Two REITs are developing one or more mixed-use real estate projects on land that was contaminated by hazardous waste. The state where the projects are located offers tax credits that are a percentage of the amount spent on cleaning up the sites. The sites must be in economically distressed areas to qualify.

The tax credits can be sold to a corporation or non-profit entity for cash.

The tax credits in this case will be sold. The REITs will have to report the sales proceeds as income.

REITs are corporations or trusts that do not have to pay income taxes on their earnings to the extent the earnings are distributed each year to shareholders.

However, they must be careful to ensure their assets are largely real estate and their income is largely passive income from the use of real estate.
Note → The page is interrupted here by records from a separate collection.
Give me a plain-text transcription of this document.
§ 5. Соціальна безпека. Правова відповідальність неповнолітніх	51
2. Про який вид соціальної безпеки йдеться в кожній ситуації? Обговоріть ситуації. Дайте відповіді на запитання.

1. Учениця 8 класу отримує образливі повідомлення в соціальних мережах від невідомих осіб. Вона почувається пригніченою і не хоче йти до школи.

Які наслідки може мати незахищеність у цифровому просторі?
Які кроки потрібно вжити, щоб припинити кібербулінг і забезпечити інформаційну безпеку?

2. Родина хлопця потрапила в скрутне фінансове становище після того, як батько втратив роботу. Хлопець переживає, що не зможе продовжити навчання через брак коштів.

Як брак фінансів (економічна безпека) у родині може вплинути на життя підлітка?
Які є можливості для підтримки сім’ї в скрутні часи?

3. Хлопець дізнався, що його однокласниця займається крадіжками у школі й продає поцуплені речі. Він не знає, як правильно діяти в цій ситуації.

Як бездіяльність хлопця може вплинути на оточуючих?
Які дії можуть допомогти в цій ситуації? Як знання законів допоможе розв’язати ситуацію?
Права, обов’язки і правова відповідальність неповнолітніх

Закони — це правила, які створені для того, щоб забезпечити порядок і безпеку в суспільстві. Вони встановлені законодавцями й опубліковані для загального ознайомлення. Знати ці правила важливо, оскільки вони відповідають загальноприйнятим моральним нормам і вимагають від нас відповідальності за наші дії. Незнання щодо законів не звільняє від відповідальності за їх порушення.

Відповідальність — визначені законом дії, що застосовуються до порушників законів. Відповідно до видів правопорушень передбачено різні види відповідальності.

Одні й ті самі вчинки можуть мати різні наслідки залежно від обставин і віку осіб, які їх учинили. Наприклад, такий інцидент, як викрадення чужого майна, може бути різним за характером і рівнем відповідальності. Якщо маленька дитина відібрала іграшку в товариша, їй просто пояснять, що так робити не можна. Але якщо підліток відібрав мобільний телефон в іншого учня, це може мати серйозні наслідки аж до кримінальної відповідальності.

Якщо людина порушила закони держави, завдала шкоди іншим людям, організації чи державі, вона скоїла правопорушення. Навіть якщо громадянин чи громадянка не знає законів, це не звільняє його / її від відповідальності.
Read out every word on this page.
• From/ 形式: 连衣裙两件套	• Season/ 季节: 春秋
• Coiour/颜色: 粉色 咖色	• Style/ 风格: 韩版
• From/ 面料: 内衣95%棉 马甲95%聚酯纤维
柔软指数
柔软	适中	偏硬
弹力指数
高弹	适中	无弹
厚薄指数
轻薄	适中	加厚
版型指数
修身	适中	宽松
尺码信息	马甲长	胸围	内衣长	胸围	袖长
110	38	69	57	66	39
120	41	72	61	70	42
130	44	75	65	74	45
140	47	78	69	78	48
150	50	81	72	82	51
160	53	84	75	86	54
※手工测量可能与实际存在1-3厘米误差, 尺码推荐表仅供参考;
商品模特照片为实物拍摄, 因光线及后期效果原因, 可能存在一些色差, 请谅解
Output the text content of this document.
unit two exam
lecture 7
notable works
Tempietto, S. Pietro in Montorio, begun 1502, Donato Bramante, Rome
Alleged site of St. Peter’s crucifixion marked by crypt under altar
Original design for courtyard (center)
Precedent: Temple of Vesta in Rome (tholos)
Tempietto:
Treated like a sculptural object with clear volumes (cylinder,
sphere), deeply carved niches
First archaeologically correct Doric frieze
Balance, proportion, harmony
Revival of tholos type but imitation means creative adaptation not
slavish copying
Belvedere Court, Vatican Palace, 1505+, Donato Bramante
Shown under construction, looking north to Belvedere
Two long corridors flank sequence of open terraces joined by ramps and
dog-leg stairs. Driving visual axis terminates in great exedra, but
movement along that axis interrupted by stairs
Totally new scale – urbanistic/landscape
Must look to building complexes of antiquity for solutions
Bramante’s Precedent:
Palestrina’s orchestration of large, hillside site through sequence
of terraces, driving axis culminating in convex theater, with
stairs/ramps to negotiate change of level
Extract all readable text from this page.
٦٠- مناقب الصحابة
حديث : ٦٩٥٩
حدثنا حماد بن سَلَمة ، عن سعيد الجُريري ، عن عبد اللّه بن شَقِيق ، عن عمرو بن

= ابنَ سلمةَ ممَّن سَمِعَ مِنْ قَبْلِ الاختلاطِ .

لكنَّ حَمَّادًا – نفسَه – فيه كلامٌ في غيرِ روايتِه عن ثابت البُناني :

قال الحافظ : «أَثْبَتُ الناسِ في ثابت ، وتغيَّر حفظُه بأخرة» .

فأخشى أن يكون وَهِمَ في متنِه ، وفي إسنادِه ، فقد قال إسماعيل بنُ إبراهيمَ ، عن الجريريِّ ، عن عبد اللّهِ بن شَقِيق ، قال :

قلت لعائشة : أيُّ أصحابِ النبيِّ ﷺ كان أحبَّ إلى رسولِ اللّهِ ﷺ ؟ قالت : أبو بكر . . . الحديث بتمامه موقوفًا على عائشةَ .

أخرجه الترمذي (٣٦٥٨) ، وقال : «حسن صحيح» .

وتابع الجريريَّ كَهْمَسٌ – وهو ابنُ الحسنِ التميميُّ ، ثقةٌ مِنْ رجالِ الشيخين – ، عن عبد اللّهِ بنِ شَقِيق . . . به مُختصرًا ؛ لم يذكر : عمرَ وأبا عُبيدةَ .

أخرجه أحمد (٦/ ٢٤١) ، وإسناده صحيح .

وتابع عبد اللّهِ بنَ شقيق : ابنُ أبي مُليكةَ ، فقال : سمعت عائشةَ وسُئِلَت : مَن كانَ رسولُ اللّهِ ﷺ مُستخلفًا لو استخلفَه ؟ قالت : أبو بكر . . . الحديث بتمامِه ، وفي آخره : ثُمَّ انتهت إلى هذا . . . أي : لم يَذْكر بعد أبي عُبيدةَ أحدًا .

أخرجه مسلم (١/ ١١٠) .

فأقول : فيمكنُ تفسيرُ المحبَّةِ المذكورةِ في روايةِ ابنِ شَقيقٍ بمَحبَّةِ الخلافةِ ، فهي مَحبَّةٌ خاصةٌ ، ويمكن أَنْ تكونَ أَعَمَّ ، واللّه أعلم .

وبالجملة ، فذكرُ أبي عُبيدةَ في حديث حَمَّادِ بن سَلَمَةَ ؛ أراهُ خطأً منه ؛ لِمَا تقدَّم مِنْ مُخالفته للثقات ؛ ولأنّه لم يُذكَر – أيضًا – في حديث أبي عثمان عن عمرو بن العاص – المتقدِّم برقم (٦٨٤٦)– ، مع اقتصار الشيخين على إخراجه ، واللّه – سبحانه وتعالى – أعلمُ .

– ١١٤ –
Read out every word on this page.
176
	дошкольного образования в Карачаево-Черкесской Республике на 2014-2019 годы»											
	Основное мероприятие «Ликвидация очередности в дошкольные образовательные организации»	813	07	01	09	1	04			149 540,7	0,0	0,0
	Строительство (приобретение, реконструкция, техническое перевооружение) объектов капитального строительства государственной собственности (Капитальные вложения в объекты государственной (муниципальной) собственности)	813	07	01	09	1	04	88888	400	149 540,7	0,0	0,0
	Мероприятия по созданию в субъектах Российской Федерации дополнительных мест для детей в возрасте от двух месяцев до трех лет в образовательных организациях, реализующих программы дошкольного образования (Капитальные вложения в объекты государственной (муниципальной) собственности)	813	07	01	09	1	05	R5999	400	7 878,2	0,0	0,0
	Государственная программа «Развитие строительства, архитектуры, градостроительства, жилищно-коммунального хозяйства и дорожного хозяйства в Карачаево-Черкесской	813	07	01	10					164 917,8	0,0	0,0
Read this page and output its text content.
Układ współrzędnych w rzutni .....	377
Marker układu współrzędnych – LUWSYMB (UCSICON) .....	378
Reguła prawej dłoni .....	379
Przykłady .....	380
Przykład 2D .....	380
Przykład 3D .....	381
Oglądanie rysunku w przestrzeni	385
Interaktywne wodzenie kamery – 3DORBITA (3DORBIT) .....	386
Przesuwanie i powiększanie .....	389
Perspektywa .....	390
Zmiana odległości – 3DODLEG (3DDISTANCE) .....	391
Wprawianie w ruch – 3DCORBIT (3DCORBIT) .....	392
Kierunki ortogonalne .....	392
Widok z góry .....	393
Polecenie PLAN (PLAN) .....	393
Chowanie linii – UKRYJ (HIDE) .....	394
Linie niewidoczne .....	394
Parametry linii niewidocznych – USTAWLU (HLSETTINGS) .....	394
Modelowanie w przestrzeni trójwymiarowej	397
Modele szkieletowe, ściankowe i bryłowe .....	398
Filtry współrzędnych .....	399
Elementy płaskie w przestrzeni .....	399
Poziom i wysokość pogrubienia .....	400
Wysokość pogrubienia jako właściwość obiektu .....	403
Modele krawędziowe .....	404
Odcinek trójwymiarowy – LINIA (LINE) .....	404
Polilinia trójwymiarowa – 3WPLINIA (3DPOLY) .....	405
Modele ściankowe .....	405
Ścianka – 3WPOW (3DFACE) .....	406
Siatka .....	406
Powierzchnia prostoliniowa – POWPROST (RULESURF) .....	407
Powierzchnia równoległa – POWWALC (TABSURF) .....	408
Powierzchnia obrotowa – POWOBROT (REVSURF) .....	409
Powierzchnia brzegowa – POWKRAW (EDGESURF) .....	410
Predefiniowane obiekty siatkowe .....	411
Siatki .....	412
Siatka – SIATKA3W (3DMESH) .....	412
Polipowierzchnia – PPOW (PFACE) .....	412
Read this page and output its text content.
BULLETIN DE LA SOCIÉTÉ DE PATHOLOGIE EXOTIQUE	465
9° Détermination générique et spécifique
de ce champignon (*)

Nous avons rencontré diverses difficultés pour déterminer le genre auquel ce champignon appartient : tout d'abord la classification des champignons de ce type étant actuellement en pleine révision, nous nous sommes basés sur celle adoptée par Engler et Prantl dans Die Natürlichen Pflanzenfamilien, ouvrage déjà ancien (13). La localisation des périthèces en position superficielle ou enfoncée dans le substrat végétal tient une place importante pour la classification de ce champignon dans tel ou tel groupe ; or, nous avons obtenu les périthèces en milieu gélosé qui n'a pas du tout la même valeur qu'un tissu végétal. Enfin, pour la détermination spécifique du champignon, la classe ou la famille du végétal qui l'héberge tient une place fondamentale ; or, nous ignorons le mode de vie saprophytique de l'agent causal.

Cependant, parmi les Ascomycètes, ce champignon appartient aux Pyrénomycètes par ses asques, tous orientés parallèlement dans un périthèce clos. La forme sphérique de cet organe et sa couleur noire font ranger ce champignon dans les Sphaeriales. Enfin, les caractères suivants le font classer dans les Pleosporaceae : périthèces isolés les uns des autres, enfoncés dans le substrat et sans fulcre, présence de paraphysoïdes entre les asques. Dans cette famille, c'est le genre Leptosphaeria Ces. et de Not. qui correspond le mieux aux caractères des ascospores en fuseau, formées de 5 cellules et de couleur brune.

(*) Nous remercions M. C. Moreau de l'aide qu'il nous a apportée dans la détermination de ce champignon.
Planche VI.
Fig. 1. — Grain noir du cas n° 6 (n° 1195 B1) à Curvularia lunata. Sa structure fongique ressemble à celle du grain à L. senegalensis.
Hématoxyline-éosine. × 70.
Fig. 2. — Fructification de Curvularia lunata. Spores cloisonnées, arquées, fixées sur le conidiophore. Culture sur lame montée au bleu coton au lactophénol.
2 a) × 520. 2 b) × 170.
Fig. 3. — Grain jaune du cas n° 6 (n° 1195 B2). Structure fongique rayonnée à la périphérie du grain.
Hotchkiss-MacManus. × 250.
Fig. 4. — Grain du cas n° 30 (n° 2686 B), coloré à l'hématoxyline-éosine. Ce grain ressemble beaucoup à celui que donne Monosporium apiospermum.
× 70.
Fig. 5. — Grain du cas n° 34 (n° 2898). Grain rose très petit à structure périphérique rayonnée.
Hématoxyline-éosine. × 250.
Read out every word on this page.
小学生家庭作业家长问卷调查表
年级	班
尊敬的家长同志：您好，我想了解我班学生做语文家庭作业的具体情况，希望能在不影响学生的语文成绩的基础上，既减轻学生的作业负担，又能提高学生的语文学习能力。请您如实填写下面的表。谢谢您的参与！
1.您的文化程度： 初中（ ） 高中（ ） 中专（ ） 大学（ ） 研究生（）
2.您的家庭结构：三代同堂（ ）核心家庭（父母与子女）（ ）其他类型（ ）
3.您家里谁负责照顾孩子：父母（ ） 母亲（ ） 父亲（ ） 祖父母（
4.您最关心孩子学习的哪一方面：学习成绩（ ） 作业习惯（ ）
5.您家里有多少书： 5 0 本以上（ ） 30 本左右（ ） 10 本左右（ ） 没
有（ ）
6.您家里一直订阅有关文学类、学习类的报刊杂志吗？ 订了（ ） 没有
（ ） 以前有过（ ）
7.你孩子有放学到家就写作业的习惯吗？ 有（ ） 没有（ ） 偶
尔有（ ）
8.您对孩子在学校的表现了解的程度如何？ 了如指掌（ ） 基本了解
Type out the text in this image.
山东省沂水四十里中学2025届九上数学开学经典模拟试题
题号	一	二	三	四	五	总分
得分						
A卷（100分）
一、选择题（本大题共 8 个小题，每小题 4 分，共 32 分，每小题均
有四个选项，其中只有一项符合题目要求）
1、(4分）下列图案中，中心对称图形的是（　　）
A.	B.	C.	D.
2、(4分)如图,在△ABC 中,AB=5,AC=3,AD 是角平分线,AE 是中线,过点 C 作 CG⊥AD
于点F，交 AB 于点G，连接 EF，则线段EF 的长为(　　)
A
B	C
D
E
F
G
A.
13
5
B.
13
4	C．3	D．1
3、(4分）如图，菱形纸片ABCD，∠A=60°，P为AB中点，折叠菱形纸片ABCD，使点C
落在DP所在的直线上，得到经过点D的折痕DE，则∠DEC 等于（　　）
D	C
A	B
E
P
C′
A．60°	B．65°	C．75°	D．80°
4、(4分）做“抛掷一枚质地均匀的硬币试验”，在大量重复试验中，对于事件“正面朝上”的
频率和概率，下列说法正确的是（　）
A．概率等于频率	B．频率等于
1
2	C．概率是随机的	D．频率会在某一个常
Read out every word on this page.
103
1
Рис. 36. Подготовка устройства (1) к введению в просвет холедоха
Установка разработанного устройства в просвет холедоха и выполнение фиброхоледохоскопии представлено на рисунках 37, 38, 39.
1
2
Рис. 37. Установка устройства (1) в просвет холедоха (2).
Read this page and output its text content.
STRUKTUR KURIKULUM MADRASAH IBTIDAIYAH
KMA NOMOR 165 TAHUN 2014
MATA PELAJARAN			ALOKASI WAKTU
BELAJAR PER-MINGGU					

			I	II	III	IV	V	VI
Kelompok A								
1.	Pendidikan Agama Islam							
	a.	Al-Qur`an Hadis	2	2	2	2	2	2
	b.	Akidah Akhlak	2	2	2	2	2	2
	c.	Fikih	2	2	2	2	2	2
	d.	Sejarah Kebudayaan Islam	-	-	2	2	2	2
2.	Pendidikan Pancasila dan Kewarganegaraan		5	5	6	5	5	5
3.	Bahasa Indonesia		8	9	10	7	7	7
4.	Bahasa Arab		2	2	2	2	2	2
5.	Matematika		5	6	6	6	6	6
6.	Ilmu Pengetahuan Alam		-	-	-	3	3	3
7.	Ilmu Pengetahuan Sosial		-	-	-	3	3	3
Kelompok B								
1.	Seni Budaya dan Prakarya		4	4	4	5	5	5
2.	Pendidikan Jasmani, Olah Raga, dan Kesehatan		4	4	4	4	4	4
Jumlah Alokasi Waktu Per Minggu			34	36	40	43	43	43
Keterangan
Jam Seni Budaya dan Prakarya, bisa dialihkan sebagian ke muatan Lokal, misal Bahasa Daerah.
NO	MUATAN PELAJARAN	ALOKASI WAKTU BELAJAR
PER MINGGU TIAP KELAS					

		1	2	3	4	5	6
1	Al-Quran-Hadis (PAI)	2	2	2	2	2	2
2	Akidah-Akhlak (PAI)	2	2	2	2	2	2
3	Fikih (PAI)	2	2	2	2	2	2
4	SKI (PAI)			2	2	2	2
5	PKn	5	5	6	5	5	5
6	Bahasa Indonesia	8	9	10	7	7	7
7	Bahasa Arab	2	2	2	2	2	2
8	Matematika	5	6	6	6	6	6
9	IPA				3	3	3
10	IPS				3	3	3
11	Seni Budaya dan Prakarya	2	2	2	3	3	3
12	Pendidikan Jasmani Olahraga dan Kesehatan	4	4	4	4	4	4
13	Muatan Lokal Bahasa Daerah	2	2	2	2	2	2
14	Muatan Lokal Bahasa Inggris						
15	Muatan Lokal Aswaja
There is both a 95% and a 75% income test. At least 95% of the REIT’s gross income each year must come from dividends, interest, rents from real property, or gain from the sale of stock, securities and real property. At least 75% of gross income must come from rents from real property, interest on mortgages secured by real property or gain from sales of real property.

The REITs asked the IRS for a ruling that the income from tax credit sales is good income. The IRS said yes.

The key, the IRS said, is the state tax credit program provides an incentive to redevelop real estate. Thus, the tax credits are an inducement to engage in a permissible activity for a REIT.

The analysis is in two identical private letter rulings made public at the end of January. The rulings are Private Letter Rulings 202005017 and 202005018.